7. Checkpoint + Run Tracker / Persistence
7.1 双 key 设计
Key 1:agent:cp:{check_point_id} — eino payload 存储
- 类型:String (直接存
[]byte,不走 JSON — eino Serializer 已负责序列化) - TTL:30 天,Set 时
EXPIRE 30*24*3600一次设置 - eino
CheckPointStore是纯 KV 接口 —Get(ctx, id) ([]byte, bool, error)/Set(ctx, id, []byte) error - eino 不会自动写入 status / canvas_id / tenant_id / run_id / parent_id / expires_at 等业务字段
Key 2:agent:run:{run_id} — 业务元数据存储 (Redis Hash)
| 字段 | 类型 | 含义 |
|---|---|---|
canvas_id | string | user_canvas.id |
tenant_id | string | 从 user-tenant lookup |
checkpoint_id | string | 当前 run 的最新 checkpoint (指向 key 1) |
parent_run_id | string | resume_from 源 run (续跑链),可空 |
status | int (0/1/2/3) | 0=running 1=succeeded 2=failed 3=cancelled |
failure_reason | string | 失败原因 (err.Error()) |
cancel_requested | int (0/1) | 1=用户/admin 已请求 cancel |
started_at | int (epoch ms) | |
finished_at | int (epoch ms) | 退出时填写 |
- TTL:30 天 (与 key 1 同步)
RunTracker.Start/MarkSucceeded/MarkFailed/MarkCancelled/AttachCheckpoint显式调用- 不依赖 eino 自动写 — cancel/fail 后的
status=failed由应用层自己写
7.2 4 个 eino payload 写入触发 (写 agent:cp:*)
| # | 触发点 | eino 源码 | 用途 |
|---|---|---|---|
| W1 | 节点显式 compose.Interrupt(ctx, info) / StatefulInterrupt(ctx, info, state) | compose/interrupt.go | human-in-the-loop、外部 API 回调、限流暂停 |
| W2 | compose.WithInterruptBeforeNodes([]string) / WithInterruptAfterNodes([]string) 编译期拦截点 | compose/interrupt.go | 命中后写盘 + 终止 run (与 W1 共用 handleInterrupt 路径);默认开 0 个 |
| W3 | 子 graph interrupt 向上传播 | subGraphInterruptError | 嵌套 subgraph / ToolsNode / agentic 抛 interrupt 时,父 graph 同步落盘 |
| W4 | 运行退出 | WithCheckPointID + WithWriteToCheckPointID | run 退出时最后一次落盘 |
7.3 4 个业务元数据写入 + 1 个恢复触发
| # | 触发点 | 写入函数 |
|---|---|---|
| B1 | Canvas run 启动 | RunTracker.Start(runID, canvasID, tenantID, parentRunID) |
| B2 | Run 正常完成 | RunTracker.MarkSucceeded(runID) |
| B3 | Run 失败 | RunTracker.MarkFailed(runID, err.Error()) |
| B4 | Run 被 cancel | RunTracker.MarkCancelled(runID) |
| B5 | Compile 成功后 | RunTracker.AttachCheckpoint(runID, cpID) |
| R1 | HTTP POST /run?resume_from=run_xxx | handler: HGetAll("agent:run:run_xxx") → checkpoint_id → WithCheckPointID(cpID) + WithWriteToCheckPointID(newCP) + RunTracker.Start(newRunID, canvas, tenant, "run_xxx") |
7.4 CheckPointStore / StateSerializer 接口设计
internal/agent/canvas/checkpoint_store.go:
type CheckPointStore interface {
Get(ctx context.Context, id string) ([]byte, bool, error)
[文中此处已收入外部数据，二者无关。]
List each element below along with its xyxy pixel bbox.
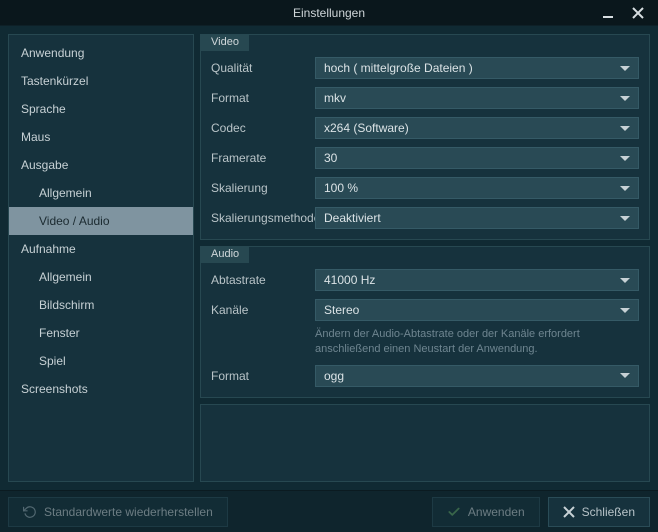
channels-label: Kanäle — [211, 303, 309, 317]
quality-label: Qualität — [211, 61, 309, 75]
channels-select[interactable]: Stereo — [315, 299, 639, 321]
sidebar-item-output-video-audio[interactable]: Video / Audio — [9, 207, 193, 235]
codec-label: Codec — [211, 121, 309, 135]
row-channels: Kanäle Stereo — [211, 291, 639, 321]
restore-defaults-label: Standardwerte wiederherstellen — [44, 505, 213, 519]
sidebar-item-recording-screen[interactable]: Bildschirm — [9, 291, 193, 319]
chevron-down-icon — [620, 216, 630, 221]
sidebar-item-recording[interactable]: Aufnahme — [9, 235, 193, 263]
format-label: Format — [211, 91, 309, 105]
scalemethod-select[interactable]: Deaktiviert — [315, 207, 639, 229]
audio-hint: Ändern der Audio-Abtastrate oder der Kan… — [211, 321, 639, 357]
framerate-value: 30 — [324, 151, 337, 165]
audio-format-select[interactable]: ogg — [315, 365, 639, 387]
window-title: Einstellungen — [0, 6, 658, 20]
audio-group-title: Audio — [201, 246, 249, 263]
sidebar-item-application[interactable]: Anwendung — [9, 39, 193, 67]
samplerate-select[interactable]: 41000 Hz — [315, 269, 639, 291]
chevron-down-icon — [620, 308, 630, 313]
samplerate-value: 41000 Hz — [324, 273, 375, 287]
samplerate-label: Abtastrate — [211, 273, 309, 287]
row-scaling: Skalierung 100 % — [211, 169, 639, 199]
footer: Standardwerte wiederherstellen Anwenden … — [0, 490, 658, 532]
audio-format-label: Format — [211, 369, 309, 383]
chevron-down-icon — [620, 156, 630, 161]
chevron-down-icon — [620, 126, 630, 131]
close-label: Schließen — [582, 505, 635, 519]
close-icon — [563, 506, 575, 518]
content-fill — [200, 404, 650, 482]
video-group: Video Qualität hoch ( mittelgroße Dateie… — [200, 34, 650, 240]
restore-defaults-button[interactable]: Standardwerte wiederherstellen — [8, 497, 228, 527]
chevron-down-icon — [620, 373, 630, 378]
body: Anwendung Tastenkürzel Sprache Maus Ausg… — [0, 26, 658, 490]
row-codec: Codec x264 (Software) — [211, 109, 639, 139]
video-group-title: Video — [201, 34, 249, 51]
chevron-down-icon — [620, 66, 630, 71]
codec-value: x264 (Software) — [324, 121, 409, 135]
quality-value: hoch ( mittelgroße Dateien ) — [324, 61, 473, 75]
channels-value: Stereo — [324, 303, 359, 317]
scaling-value: 100 % — [324, 181, 358, 195]
sidebar-item-recording-general[interactable]: Allgemein — [9, 263, 193, 291]
row-audio-format: Format ogg — [211, 357, 639, 387]
framerate-select[interactable]: 30 — [315, 147, 639, 169]
chevron-down-icon — [620, 186, 630, 191]
row-quality: Qualität hoch ( mittelgroße Dateien ) — [211, 49, 639, 79]
scalemethod-label: Skalierungsmethode — [211, 211, 309, 225]
apply-button[interactable]: Anwenden — [432, 497, 540, 527]
content: Video Qualität hoch ( mittelgroße Dateie… — [200, 34, 650, 482]
sidebar-item-output[interactable]: Ausgabe — [9, 151, 193, 179]
close-button[interactable] — [630, 5, 646, 21]
sidebar-item-language[interactable]: Sprache — [9, 95, 193, 123]
video-format-select[interactable]: mkv — [315, 87, 639, 109]
row-samplerate: Abtastrate 41000 Hz — [211, 261, 639, 291]
scalemethod-value: Deaktiviert — [324, 211, 381, 225]
window-controls — [588, 5, 658, 21]
chevron-down-icon — [620, 96, 630, 101]
sidebar-item-recording-window[interactable]: Fenster — [9, 319, 193, 347]
scaling-label: Skalierung — [211, 181, 309, 195]
sidebar-item-mouse[interactable]: Maus — [9, 123, 193, 151]
quality-select[interactable]: hoch ( mittelgroße Dateien ) — [315, 57, 639, 79]
minimize-button[interactable] — [600, 5, 616, 21]
audio-format-value: ogg — [324, 369, 344, 383]
row-framerate: Framerate 30 — [211, 139, 639, 169]
sidebar: Anwendung Tastenkürzel Sprache Maus Ausg… — [8, 34, 194, 482]
sidebar-item-shortcuts[interactable]: Tastenkürzel — [9, 67, 193, 95]
settings-window: Einstellungen Anwendung Tastenkürzel Spr… — [0, 0, 658, 532]
close-footer-button[interactable]: Schließen — [548, 497, 650, 527]
check-icon — [447, 505, 461, 519]
apply-label: Anwenden — [468, 505, 525, 519]
codec-select[interactable]: x264 (Software) — [315, 117, 639, 139]
sidebar-item-recording-game[interactable]: Spiel — [9, 347, 193, 375]
row-scalemethod: Skalierungsmethode Deaktiviert — [211, 199, 639, 229]
titlebar: Einstellungen — [0, 0, 658, 26]
framerate-label: Framerate — [211, 151, 309, 165]
audio-group: Audio Abtastrate 41000 Hz Kanäle Stereo … — [200, 246, 650, 398]
sidebar-item-screenshots[interactable]: Screenshots — [9, 375, 193, 403]
scaling-select[interactable]: 100 % — [315, 177, 639, 199]
sidebar-item-output-general[interactable]: Allgemein — [9, 179, 193, 207]
chevron-down-icon — [620, 278, 630, 283]
video-format-value: mkv — [324, 91, 346, 105]
undo-icon — [23, 505, 37, 519]
row-format: Format mkv — [211, 79, 639, 109]
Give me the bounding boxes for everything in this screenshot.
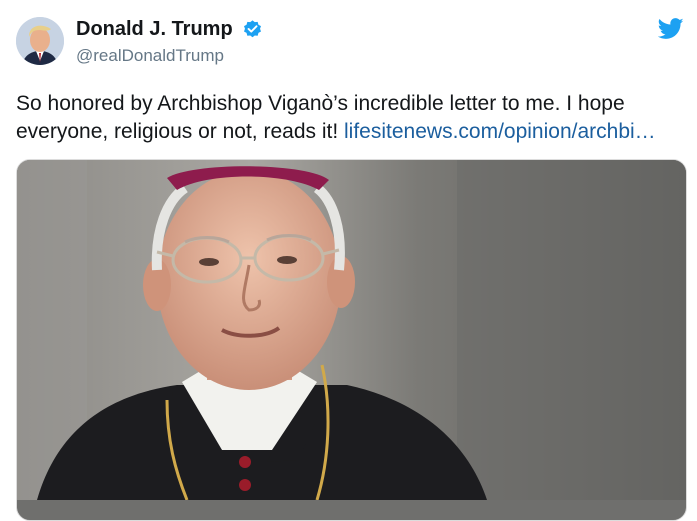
tweet-text: So honored by Archbishop Viganò’s incred…: [16, 90, 686, 146]
tweet-header: Donald J. Trump @realDonaldTrump: [0, 0, 697, 80]
archbishop-photo-icon: [17, 160, 686, 500]
author-names: Donald J. Trump @realDonaldTrump: [76, 18, 263, 66]
link-card[interactable]: [16, 159, 687, 521]
author-display-name[interactable]: Donald J. Trump: [76, 18, 233, 41]
tweet-link[interactable]: lifesitenews.com/opinion/archbi…: [344, 120, 656, 143]
avatar-photo-icon: [16, 17, 64, 65]
verified-badge-icon: [244, 20, 262, 38]
twitter-bird-icon[interactable]: [658, 18, 684, 40]
avatar[interactable]: [16, 17, 64, 65]
author-handle[interactable]: @realDonaldTrump: [76, 46, 263, 66]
Set(ctx context.Context, id string, data []byte) error
Delete(ctx context.Context, id string) error // 自定义扩展, eino compose.CheckPointStore 无此方法
}
internal/agent/canvas/state_serializer.go:
type StateSerializer interface {
Marshal(v any) ([]byte, error)
Unmarshal(data []byte, v any) error
}
// CanvasStateSerializer — encoding/json
type CanvasStateSerializer struct{}
func (CanvasStateSerializer) Marshal(v any) ([]byte, error) { return json.Marshal(v) }
func (CanvasStateSerializer) Unmarshal(b []byte, v any) error { return json.Unmarshal(b, v) }
internal/agent/canvas/compile.go — 关键修正:
// 注意: 不能用 compose.WithSerializer 覆盖 eino 的 InternalSerializer!
// eino 的 compose.Serializer 同时控制 (a) 用户提供的 state 序列化 AND (b) eino 内部
// graph state 序列化。覆盖会破坏 eino graph 内部 marshal/unmarshal 逻辑。
//
// 正确做法: 仅 wire WithCheckPointStore (custom KV 接口), 让 eino 内部
// InternalSerializer 保留默认值。同时 CanvasState 自带 MarshalJSON 让
// eino StatePre/PostHandler 能序列化 state。
func Compile(ctx context.Context, c *Canvas, opts ...CompileOption) (*CompiledCanvas, error) {
cfg := CompileOptions{}
for _, o := range opts { o(&cfg) }
compileOpts := []compose.GraphCompileOption{
compose.WithCheckPointStore(checkPointAdapter{cfg.Store}), // 适配 Delete
}
// 显式 NOT 调用 compose.WithSerializer
return wf.Compile(ctx, compileOpts...)
}
// checkPointAdapter drops the Delete method that compose.CheckPointStore does not declare.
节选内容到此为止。